Dr Frieden said he believed the case also marked the first time this strain of Ebola has been diagnosed outside of West Africa.

The unidentified patient is being kept in isolation and the hospital is following Centers for Disease Control recommendations to keep doctors, staff and patients safe.

Dr Edward Goodman, epidemiologist for Texas Health Presbyterian, said the hospital had a plan for handling Ebola should a suspected case emerge and was ‘well prepared’ to provide care.

Dallas Mayor Mike Rawlings told CBS DFW: ‘We have quarantined both [the ambulance crew that took the patient to the hospital] and the unit itself to make sure that nothing was there that can be spread.’

He added: “First and foremost, we gotta have our thoughts and prayers for this man, who is very sick and hopefully he’ll get well. But we’re gonna sure everybody else is safe at the same time.”

The patient’s symptoms and recent travel indicated a case of Ebola.

Specimens from the patient were tested by a state lab and confirmed by a separate test by the Centers for Disease Control, said Carrie Williams, spokeswoman for the Texas Department of State Health Services.

The hospital is reviewing why the patient was initially sent home with antibiotics.

Zachary Thompson, director of Dallas County Health & Human Services, said health officials in North Texas are well equipped to care for the patient.

“This is not Africa,” he told Dallas station WFAA. “We have a great infrastructure to deal with an outbreak.”

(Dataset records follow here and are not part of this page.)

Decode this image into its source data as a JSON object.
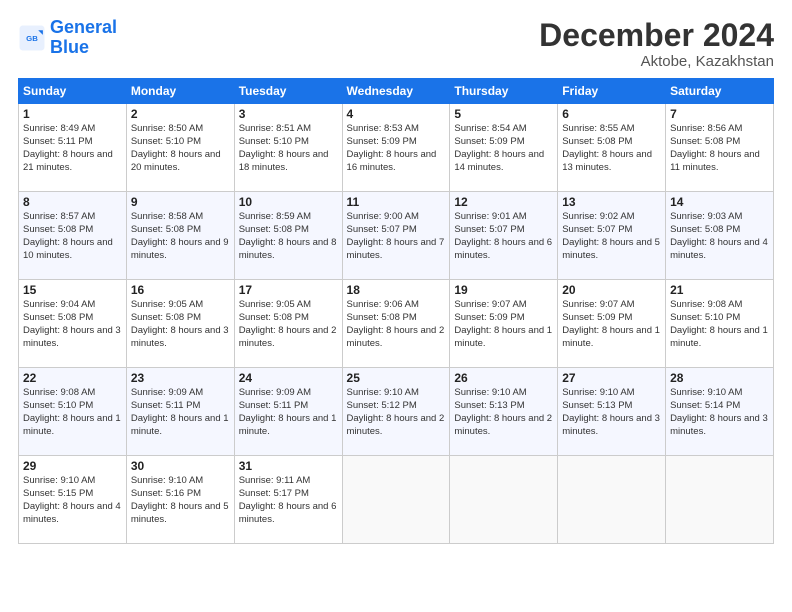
{
  "logo": {
    "line1": "General",
    "line2": "Blue"
  },
  "title": "December 2024",
  "subtitle": "Aktobe, Kazakhstan",
  "days_header": [
    "Sunday",
    "Monday",
    "Tuesday",
    "Wednesday",
    "Thursday",
    "Friday",
    "Saturday"
  ],
  "weeks": [
    [
      {
        "day": "1",
        "sunrise": "8:49 AM",
        "sunset": "5:11 PM",
        "daylight": "8 hours and 21 minutes."
      },
      {
        "day": "2",
        "sunrise": "8:50 AM",
        "sunset": "5:10 PM",
        "daylight": "8 hours and 20 minutes."
      },
      {
        "day": "3",
        "sunrise": "8:51 AM",
        "sunset": "5:10 PM",
        "daylight": "8 hours and 18 minutes."
      },
      {
        "day": "4",
        "sunrise": "8:53 AM",
        "sunset": "5:09 PM",
        "daylight": "8 hours and 16 minutes."
      },
      {
        "day": "5",
        "sunrise": "8:54 AM",
        "sunset": "5:09 PM",
        "daylight": "8 hours and 14 minutes."
      },
      {
        "day": "6",
        "sunrise": "8:55 AM",
        "sunset": "5:08 PM",
        "daylight": "8 hours and 13 minutes."
      },
      {
        "day": "7",
        "sunrise": "8:56 AM",
        "sunset": "5:08 PM",
        "daylight": "8 hours and 11 minutes."
      }
    ],
    [
      {
        "day": "8",
        "sunrise": "8:57 AM",
        "sunset": "5:08 PM",
        "daylight": "8 hours and 10 minutes."
      },
      {
        "day": "9",
        "sunrise": "8:58 AM",
        "sunset": "5:08 PM",
        "daylight": "8 hours and 9 minutes."
      },
      {
        "day": "10",
        "sunrise": "8:59 AM",
        "sunset": "5:08 PM",
        "daylight": "8 hours and 8 minutes."
      },
      {
        "day": "11",
        "sunrise": "9:00 AM",
        "sunset": "5:07 PM",
        "daylight": "8 hours and 7 minutes."
      },
      {
        "day": "12",
        "sunrise": "9:01 AM",
        "sunset": "5:07 PM",
        "daylight": "8 hours and 6 minutes."
      },
      {
        "day": "13",
        "sunrise": "9:02 AM",
        "sunset": "5:07 PM",
        "daylight": "8 hours and 5 minutes."
      },
      {
        "day": "14",
        "sunrise": "9:03 AM",
        "sunset": "5:08 PM",
        "daylight": "8 hours and 4 minutes."
      }
    ],
    [
      {
        "day": "15",
        "sunrise": "9:04 AM",
        "sunset": "5:08 PM",
        "daylight": "8 hours and 3 minutes."
      },
      {
        "day": "16",
        "sunrise": "9:05 AM",
        "sunset": "5:08 PM",
        "daylight": "8 hours and 3 minutes."
      },
      {
        "day": "17",
        "sunrise": "9:05 AM",
        "sunset": "5:08 PM",
        "daylight": "8 hours and 2 minutes."
      },
      {
        "day": "18",
        "sunrise": "9:06 AM",
        "sunset": "5:08 PM",
        "daylight": "8 hours and 2 minutes."
      },
      {
        "day": "19",
        "sunrise": "9:07 AM",
        "sunset": "5:09 PM",
        "daylight": "8 hours and 1 minute."
      },
      {
        "day": "20",
        "sunrise": "9:07 AM",
        "sunset": "5:09 PM",
        "daylight": "8 hours and 1 minute."
      },
      {
        "day": "21",
        "sunrise": "9:08 AM",
        "sunset": "5:10 PM",
        "daylight": "8 hours and 1 minute."
      }
    ],
    [
      {
        "day": "22",
        "sunrise": "9:08 AM",
        "sunset": "5:10 PM",
        "daylight": "8 hours and 1 minute."
      },
      {
        "day": "23",
        "sunrise": "9:09 AM",
        "sunset": "5:11 PM",
        "daylight": "8 hours and 1 minute."
      },
      {
        "day": "24",
        "sunrise": "9:09 AM",
        "sunset": "5:11 PM",
        "daylight": "8 hours and 1 minute."
      },
      {
        "day": "25",
        "sunrise": "9:10 AM",
        "sunset": "5:12 PM",
        "daylight": "8 hours and 2 minutes."
      },
      {
        "day": "26",
        "sunrise": "9:10 AM",
        "sunset": "5:13 PM",
        "daylight": "8 hours and 2 minutes."
      },
      {
        "day": "27",
        "sunrise": "9:10 AM",
        "sunset": "5:13 PM",
        "daylight": "8 hours and 3 minutes."
      },
      {
        "day": "28",
        "sunrise": "9:10 AM",
        "sunset": "5:14 PM",
        "daylight": "8 hours and 3 minutes."
      }
    ],
    [
      {
        "day": "29",
        "sunrise": "9:10 AM",
        "sunset": "5:15 PM",
        "daylight": "8 hours and 4 minutes."
      },
      {
        "day": "30",
        "sunrise": "9:10 AM",
        "sunset": "5:16 PM",
        "daylight": "8 hours and 5 minutes."
      },
      {
        "day": "31",
        "sunrise": "9:11 AM",
        "sunset": "5:17 PM",
        "daylight": "8 hours and 6 minutes."
      },
      null,
      null,
      null,
      null
    ]
  ]
}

Twelve other people in the U.S. have been tested for Ebola since July 27, according to the CDC. All of those tests were negative.

Four US aid workers who became infected while volunteering in West Africa have been treated in special isolation facilities in hospitals in Atlanta and Nebraska.

A US doctor exposed to the virus in Sierra Leone is under observation in a similar facility at the National Institutes of Health.